Voltei a ver a luz do dia na Estação Donauinsel, posicionada numa ponte por cima do Canal Danúbio, paralelo ao majestoso Danúbio. Atravessei o jardim e distraí-me durante alguns minutos, confesso que com algum espanto, com meia dúzia de massagistas tailandesas (havia um cartaz que as identificava) a macerar o lombo de outros tantos maduros.

Sentei-me na margem do rio e pus os pés de molho, um bálsamo depois das quatro horas de caminhada no museu. Sob o sol de fim de tarde, a questão sobre a casualidade da nossa existência foi-se desvanecendo à medida que a valsa de Johann Strauss II tingia de azul a água acinzentada do Danúbio e me transportava para um salão de baile iluminado por lustres resplandecentes na Viena do século XIX, onde senhoras em vestidos esvoaçantes e cavalheiros em trajes impecáveis giravam ao som de No belo Danúbio azul — é este o título original, inspirado no fecho de um poema de Karl Isidor Beck: “às margens do Danúbio, o belo e azul Danúbio”.

A observar a corrente lenta, interroguei-me demoradamente sobre as histórias e segredos que o Danúbio transporta ao longo dos séculos. A dado momento, vindos não sei de onde, quatro cisnes deslizaram tranquilamente à minha frente como bailarinos num palco líquido e recordaram-me a importância de esqueceremos as dúvidas e interrogações durante algum tempo e simplesmente ser.

O estado de consciência do momento despertou-me para o que se passava à minha volta.

À minha esquerda, a poucos metros de distância, um jovem ensaiava mergulhos acrobáticos para a água, introduzindo uma nota inédita na melodia suave do Danúbio azul: splash. Não desgosto.

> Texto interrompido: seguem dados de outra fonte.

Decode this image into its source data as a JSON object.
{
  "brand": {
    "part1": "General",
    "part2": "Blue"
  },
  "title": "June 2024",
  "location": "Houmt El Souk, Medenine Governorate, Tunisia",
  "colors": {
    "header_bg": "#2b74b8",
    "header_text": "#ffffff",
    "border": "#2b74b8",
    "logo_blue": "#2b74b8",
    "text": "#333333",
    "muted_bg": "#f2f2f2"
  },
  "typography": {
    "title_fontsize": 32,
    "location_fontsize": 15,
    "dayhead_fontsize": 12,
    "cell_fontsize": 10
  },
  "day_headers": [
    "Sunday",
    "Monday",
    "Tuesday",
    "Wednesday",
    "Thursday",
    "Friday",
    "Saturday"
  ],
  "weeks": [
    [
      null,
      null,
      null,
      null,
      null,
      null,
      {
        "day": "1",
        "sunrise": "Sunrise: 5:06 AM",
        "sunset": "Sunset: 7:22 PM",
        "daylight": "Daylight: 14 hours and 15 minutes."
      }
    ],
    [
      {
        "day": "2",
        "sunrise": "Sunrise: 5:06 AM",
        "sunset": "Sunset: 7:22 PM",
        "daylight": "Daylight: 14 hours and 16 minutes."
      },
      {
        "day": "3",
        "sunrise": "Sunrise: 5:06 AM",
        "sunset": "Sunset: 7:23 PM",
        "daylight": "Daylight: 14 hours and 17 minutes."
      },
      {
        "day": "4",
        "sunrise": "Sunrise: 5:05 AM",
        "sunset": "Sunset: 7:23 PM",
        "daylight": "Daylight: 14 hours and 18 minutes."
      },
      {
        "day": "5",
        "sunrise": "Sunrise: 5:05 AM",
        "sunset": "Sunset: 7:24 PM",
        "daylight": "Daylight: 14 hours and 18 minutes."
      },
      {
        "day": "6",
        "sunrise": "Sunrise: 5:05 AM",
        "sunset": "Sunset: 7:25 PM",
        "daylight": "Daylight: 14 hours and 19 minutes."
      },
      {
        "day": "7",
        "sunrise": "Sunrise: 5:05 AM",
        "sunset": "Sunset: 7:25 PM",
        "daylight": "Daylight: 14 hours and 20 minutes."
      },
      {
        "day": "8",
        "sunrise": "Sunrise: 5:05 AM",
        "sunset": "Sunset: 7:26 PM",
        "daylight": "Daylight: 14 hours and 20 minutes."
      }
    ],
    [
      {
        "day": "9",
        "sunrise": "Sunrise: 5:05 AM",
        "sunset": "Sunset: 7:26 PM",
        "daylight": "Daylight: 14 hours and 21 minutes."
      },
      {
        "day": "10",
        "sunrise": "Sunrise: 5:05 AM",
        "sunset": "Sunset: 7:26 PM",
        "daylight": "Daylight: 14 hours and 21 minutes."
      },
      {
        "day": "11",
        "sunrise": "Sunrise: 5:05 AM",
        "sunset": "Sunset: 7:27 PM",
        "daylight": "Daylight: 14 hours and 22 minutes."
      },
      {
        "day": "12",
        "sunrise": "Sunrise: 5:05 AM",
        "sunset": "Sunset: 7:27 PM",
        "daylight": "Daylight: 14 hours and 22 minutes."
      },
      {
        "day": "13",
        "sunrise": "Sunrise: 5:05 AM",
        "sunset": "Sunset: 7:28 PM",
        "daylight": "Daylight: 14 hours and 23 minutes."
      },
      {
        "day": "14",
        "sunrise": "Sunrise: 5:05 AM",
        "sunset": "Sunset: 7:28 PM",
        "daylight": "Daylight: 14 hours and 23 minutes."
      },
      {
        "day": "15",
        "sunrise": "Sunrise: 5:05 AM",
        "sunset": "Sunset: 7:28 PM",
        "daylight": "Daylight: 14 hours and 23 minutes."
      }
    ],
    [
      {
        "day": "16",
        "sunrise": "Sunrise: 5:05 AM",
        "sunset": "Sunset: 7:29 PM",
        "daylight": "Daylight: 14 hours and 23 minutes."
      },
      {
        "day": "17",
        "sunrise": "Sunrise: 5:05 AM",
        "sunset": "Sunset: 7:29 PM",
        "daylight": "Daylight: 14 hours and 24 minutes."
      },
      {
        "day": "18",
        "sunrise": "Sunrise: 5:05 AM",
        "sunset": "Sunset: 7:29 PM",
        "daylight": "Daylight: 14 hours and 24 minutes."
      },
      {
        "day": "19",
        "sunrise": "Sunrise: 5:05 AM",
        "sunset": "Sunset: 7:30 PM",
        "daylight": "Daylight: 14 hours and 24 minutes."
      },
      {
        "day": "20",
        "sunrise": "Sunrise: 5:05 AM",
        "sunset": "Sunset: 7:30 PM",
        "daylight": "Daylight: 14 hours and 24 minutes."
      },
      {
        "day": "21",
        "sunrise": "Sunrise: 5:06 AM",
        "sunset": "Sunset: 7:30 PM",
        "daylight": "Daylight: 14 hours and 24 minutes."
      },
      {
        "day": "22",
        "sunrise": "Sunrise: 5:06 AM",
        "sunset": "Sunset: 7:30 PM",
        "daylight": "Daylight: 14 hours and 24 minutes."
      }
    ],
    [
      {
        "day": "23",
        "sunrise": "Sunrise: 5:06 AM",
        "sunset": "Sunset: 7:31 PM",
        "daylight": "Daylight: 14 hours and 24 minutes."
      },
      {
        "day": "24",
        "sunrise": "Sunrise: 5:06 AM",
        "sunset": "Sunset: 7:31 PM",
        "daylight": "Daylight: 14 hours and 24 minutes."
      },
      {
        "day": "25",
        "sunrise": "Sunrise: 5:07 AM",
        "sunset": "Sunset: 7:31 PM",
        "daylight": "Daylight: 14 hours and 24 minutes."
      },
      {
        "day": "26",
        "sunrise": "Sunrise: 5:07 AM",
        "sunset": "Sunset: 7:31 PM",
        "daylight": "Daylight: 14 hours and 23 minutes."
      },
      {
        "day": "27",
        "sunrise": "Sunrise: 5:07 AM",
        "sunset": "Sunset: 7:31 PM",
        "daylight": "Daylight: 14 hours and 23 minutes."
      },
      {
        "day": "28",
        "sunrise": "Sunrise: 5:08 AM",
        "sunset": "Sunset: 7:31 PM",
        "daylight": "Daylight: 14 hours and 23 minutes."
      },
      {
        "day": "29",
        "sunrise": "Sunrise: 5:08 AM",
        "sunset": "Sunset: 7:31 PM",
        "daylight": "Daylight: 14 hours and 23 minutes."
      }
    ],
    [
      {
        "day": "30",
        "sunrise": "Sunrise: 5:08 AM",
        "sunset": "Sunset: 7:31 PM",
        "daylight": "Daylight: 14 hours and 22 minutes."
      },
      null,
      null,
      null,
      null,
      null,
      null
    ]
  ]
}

Entretanto, pela direita, um rapaz aproximou-se dos degraus esverdeados e escorregadios que desaguam no rio. Segurava uma trela extensível em cuja extremidade um pequeno cachorro ladrava de ansiedade face à iminência de refrescar-se no rio. De repente, o animal puxou a trela, esticando-a, e entrou na água, obrigando o rapaz a acelerar o passo para o acompanhar. Surpreso, o jovem desceu o primeiro degrau (estava seco), depois o segundo, (também seco). Ao terceiro, o tombo.

O Danúbio continuou a fluir no seu leito, indiferente à presença passageira dos observadores temporários do seu espetáculo eterno e às casualidades e peculiaridades que os trazem até às suas margens.